La guerre a tout chamboulé, nos moments de recueillement ne sont plus les mêmes.
– Un imam local
Ce bouleversement n’est pas anodin. Dans une ville où la nuit devient synonyme de danger, les mosquées, habituellement des lieux de rassemblement, se vident après le crépuscule. Les fidèles prient désormais dans l’intimité de leur foyer, loin de l’effervescence collective qui caractérise ce mois.
L’Iftar : Un Repas Plus Solitaire
Le moment de la rupture du jeûne, l’iftar, perd lui aussi son éclat habituel. Traditionnellement, ce repas pris après le coucher du soleil réunit familles et amis autour de tables généreuses. Mais à Bukavu, l’insécurité limite les déplacements. Se promener en ville à cette heure est devenu un défi, et les grandes tablées festives cèdent la place à des repas en petit comité.
Un responsable communautaire confie que, chez lui, l’iftar se limite désormais à sa famille proche. Ailleurs, certains fidèles partagent un repas simple avec ceux qui vivent à proximité, mais l’esprit de communion s’effrite sous la menace constante.
Une Économie Paralysée, des Tables Dégarnies
La prise de la ville par le M23 a eu un effet domino dévastateur. Les banques sont fermées, privant les habitants d’accès à leurs économies. Sans argent liquide, se procurer de la nourriture devient une épreuve. Certains avaient anticipé en stockant des provisions avant les combats, mais pour beaucoup, les réserves s’épuisent.
- Les chanceux : ceux qui ont pu faire des réserves avant la crise.
- Les démunis : ceux qui luttent pour trouver de quoi manger chaque jour.

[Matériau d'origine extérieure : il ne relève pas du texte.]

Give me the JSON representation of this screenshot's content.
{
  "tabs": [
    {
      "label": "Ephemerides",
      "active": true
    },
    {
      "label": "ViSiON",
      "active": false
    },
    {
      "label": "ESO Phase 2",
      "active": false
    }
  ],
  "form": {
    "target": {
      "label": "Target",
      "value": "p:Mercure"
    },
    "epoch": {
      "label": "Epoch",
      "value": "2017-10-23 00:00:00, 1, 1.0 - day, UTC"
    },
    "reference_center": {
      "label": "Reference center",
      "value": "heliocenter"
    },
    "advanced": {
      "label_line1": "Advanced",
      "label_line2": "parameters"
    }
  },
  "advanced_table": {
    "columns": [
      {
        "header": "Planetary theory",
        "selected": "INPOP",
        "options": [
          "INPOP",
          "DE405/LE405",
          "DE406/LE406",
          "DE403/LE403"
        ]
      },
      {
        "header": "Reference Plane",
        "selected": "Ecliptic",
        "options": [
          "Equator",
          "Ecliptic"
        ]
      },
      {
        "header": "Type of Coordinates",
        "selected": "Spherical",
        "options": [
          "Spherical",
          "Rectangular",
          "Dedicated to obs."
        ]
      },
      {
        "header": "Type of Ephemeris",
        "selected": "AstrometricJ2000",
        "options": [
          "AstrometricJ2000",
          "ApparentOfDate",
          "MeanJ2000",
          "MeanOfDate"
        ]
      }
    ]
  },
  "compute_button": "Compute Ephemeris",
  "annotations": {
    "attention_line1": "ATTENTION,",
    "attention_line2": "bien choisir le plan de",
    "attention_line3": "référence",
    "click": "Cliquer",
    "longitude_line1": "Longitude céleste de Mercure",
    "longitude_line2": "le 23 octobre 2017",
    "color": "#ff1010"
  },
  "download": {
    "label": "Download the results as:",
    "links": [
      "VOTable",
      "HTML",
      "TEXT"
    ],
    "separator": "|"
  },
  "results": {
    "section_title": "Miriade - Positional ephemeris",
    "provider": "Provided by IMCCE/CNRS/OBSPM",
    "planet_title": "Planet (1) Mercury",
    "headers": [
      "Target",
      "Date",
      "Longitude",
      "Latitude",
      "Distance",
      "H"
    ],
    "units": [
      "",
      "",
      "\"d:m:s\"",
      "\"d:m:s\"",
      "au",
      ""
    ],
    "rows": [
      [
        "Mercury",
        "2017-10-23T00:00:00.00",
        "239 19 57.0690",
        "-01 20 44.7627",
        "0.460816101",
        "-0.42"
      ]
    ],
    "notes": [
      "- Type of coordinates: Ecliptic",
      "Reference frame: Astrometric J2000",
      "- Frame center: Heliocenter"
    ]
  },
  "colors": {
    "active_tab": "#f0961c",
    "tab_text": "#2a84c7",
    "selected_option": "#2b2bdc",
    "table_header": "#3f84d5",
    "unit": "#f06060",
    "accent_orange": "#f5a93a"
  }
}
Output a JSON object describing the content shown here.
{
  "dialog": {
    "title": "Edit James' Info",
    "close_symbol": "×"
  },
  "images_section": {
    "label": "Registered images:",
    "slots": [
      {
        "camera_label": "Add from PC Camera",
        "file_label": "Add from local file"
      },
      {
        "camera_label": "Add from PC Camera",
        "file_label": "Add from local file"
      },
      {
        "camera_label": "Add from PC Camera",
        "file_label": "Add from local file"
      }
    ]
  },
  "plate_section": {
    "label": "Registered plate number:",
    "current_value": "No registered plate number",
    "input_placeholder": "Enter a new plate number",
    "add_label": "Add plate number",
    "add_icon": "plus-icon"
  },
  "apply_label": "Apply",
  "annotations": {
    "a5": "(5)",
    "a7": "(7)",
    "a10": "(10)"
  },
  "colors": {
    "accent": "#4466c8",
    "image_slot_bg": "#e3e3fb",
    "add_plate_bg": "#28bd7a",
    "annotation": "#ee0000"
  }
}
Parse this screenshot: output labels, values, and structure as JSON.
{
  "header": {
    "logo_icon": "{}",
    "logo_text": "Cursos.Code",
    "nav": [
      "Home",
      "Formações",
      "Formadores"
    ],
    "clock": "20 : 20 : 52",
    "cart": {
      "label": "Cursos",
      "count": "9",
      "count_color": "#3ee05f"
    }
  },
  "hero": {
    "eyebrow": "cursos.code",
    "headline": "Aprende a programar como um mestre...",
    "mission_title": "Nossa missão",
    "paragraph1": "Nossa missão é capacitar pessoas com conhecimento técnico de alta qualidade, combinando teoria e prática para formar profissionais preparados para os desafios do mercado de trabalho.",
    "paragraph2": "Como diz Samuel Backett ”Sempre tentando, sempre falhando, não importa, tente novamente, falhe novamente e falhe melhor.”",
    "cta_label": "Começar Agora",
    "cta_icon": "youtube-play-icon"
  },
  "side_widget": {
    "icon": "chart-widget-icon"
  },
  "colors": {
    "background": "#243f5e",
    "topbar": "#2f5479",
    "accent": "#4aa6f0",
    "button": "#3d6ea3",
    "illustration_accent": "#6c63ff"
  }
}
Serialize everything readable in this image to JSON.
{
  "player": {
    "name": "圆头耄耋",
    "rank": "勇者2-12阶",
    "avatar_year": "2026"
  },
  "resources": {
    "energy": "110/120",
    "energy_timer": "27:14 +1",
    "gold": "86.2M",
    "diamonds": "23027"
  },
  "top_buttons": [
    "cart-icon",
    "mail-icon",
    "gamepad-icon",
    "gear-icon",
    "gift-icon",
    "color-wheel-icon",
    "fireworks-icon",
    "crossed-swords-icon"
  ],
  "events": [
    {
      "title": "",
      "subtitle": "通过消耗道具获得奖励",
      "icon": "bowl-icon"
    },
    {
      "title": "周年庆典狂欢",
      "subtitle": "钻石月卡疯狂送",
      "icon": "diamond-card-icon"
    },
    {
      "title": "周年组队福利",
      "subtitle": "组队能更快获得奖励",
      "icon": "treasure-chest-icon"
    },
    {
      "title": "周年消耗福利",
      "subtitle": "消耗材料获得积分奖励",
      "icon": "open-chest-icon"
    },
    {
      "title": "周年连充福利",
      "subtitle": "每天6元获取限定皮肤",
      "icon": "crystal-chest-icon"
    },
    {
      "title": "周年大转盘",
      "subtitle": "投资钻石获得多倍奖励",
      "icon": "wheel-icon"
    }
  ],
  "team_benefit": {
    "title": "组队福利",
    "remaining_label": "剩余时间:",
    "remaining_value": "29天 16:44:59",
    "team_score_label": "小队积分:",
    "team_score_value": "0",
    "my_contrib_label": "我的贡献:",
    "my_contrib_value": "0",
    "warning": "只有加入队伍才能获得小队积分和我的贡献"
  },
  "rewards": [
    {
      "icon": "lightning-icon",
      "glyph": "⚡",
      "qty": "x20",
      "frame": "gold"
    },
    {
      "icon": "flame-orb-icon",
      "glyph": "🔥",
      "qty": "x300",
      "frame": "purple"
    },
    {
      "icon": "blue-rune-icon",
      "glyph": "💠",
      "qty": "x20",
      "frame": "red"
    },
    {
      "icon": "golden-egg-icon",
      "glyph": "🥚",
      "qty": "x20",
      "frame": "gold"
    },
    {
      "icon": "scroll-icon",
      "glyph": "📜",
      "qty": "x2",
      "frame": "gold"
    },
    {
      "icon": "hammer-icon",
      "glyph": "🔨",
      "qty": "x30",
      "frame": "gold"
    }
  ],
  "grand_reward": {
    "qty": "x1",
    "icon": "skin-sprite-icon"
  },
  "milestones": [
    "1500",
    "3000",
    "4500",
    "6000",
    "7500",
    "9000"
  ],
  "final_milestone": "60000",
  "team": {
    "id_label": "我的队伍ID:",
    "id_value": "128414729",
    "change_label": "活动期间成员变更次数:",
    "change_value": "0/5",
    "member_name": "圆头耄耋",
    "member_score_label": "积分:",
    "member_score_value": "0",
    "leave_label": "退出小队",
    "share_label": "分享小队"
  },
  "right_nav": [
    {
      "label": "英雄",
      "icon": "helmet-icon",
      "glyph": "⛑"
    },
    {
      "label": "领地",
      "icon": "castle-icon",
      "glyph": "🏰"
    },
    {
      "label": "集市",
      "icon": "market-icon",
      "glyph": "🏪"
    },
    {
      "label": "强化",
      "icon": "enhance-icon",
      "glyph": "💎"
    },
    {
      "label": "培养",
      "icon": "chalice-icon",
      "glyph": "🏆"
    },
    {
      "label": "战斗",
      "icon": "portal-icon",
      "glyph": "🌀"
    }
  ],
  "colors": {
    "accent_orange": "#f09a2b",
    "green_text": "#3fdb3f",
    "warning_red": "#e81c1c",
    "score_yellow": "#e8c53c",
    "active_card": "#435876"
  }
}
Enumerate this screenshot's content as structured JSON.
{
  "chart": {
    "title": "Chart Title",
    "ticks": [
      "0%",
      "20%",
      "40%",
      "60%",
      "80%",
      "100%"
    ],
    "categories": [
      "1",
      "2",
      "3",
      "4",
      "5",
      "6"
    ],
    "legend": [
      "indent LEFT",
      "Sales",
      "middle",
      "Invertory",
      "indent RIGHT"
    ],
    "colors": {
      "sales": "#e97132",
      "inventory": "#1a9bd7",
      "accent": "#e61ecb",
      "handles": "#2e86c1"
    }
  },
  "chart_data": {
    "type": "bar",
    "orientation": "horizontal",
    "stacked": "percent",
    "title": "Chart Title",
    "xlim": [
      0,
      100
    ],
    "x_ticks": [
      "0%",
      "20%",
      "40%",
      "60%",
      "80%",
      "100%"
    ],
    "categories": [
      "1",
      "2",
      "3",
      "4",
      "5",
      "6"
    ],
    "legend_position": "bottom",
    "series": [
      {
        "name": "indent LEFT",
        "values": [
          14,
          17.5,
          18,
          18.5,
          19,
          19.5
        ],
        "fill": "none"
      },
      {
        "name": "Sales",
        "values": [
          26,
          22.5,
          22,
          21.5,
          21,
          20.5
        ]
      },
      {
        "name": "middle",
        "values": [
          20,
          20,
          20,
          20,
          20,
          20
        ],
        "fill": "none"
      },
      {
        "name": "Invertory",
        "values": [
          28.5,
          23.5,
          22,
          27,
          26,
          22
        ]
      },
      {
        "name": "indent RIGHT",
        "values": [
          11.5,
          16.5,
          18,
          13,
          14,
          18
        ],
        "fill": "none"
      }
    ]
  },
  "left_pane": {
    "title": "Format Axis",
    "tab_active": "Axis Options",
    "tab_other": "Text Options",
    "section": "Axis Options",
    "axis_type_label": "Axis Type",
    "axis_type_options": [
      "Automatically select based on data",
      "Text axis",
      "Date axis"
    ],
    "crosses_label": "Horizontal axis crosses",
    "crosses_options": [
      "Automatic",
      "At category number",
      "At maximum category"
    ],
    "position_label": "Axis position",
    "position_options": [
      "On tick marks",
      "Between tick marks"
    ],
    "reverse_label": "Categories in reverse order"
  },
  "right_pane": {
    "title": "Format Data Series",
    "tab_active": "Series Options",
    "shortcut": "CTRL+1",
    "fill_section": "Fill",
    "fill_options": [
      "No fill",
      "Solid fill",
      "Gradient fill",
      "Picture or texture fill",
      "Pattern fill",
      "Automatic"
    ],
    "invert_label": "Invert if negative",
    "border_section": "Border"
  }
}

Pour ces derniers, le Ramadan rime avec privation, bien au-delà du jeûne spirituel. Les repas, déjà modestes, se réduisent parfois à l’essentiel, loin des plats riches et variés qui accompagnent habituellement cette période.
Une Communauté Résiliente Malgré Tout
Face à ces défis, la communauté musulmane de Bukavu fait preuve d’une résilience remarquable. Les prières continuent, même à domicile, et les familles s’adaptent comme elles peuvent. Cette capacité à persévérer dans l’adversité témoigne d’une foi profonde, mais aussi d’une solidarité qui refuse de plier totalement.
Chiffre clé : Environ 15 000 familles musulmanes vivent à Bukavu, soit une minorité significative dans une ville d’un million d’habitants.
Cette force intérieure ne masque toutefois pas les difficultés. Entre la peur des combats et les contraintes matérielles, le mois sacré prend une tournure inédite, laissant les fidèles dans une attente incertaine de jours meilleurs.
Un Contexte Régional Explosif
Bukavu n’est pas un cas isolé. L’est de la RDC est depuis longtemps le théâtre de conflits impliquant divers groupes armés. La prise de la ville par le M23 s’inscrit dans une lutte plus large pour le contrôle des ressources et des territoires. Ce chaos régional pèse lourdement sur les habitants, musulmans ou non, qui aspirent à une paix durable.
Pour les croyants de Bukavu, ce Ramadan devient un symbole ambivalent : un temps de recueillement, mais aussi un miroir des tensions qui déchirent leur région. La guerre ne leur vole pas seulement leur sécurité, elle altère jusqu’à leurs traditions les plus sacrées.
Vers un Avenir Incertain
Alors que le mois sacré se poursuit, une question demeure : combien de temps cette situation perdurera-t-elle ? Les habitants de Bukavu, qu’ils jeûnent ou non, partagent un même espoir : retrouver la sérénité. En attendant, ils vivent un Ramadan qui restera gravé dans les mémoires comme celui de la résilience face à l’épreuve.
Aspect | Avant la guerre | Pendant la guerre |
Prières | En mosquée, en groupe | À domicile, solitaires |
Iftar | Festif, partagé | Restreint, modeste |
Économie | Accès aux ressources | Banques fermées |
Ce tableau illustre à quel point la guerre a transformé le quotidien. Mais au-delà des chiffres et des faits, c’est l’histoire d’une communauté qui, malgré les obstacles, refuse de perdre espoir.